DM Thomas is best-known as a novelist and quite often he can't help adding novelistic flourishes to this large, densely-written biography.
But that works well in telling the story of Alexander Solzhenitsyn whose life often reads like an epic Russian novel.
He was an intelligent child who growing up in the USSR was an idealistic Marxist and fought courageously against the Nazis in the Second World War.
However, letters to a friend criticising Stalin were intercepted and he was taken from the German front and tried for treason, earning a ten-year prison sentence. Most of it served in Siberia.
He nearly died a number of times as he worked in the Arctic Circle where the temperature often fell to below minus-50.
On his release he was exiled to the Caucuses where he worked as a teacher but was diagnosed with cancer.
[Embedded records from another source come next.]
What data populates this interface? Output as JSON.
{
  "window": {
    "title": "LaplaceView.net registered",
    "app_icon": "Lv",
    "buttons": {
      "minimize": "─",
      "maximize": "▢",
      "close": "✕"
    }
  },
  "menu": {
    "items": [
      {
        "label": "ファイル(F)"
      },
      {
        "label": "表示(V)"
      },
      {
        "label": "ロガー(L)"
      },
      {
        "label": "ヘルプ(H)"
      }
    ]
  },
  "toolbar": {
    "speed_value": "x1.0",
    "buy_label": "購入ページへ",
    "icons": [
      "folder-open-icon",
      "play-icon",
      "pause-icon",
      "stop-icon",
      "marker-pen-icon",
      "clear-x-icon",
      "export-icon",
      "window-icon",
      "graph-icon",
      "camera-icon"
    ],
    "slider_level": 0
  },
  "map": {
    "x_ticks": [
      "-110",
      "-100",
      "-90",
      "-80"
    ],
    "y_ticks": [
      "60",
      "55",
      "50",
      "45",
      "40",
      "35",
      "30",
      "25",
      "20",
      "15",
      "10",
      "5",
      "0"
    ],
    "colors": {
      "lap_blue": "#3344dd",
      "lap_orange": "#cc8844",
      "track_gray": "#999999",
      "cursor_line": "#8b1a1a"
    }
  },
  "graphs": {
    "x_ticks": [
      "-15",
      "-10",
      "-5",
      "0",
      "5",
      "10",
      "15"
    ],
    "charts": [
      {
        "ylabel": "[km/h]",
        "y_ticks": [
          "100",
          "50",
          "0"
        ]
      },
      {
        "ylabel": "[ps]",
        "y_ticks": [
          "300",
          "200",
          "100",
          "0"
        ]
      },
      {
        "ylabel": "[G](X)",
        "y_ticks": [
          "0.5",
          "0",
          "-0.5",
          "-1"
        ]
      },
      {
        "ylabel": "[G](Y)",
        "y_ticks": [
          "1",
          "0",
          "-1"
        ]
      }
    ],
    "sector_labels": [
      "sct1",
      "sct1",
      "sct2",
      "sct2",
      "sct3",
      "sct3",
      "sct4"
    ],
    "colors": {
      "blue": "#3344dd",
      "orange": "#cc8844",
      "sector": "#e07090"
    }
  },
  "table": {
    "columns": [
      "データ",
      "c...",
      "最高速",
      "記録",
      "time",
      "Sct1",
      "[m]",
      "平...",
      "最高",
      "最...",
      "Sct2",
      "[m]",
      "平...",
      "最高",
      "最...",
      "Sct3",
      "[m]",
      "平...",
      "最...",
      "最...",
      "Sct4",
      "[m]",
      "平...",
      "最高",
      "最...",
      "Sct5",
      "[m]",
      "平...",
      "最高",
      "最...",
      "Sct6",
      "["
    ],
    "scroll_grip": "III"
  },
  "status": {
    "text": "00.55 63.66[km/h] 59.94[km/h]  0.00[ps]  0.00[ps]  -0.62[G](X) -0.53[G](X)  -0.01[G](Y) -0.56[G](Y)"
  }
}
He recovered but for several years thought he was living on borrowed time.
He remarried his wife, who had divorced him during his imprisonment, and began writing, producing within a relatively short period of time One Day in the Life of Ivan Denisovich, The First Circle and Cancer Ward – all of them based on his own experiences and often featuring characters who were drawn from real-life people.
The Gulag Archipelago was a journalistic expose of the millions of people who were condemned to serve time and, more often than not, perish in the Gulags.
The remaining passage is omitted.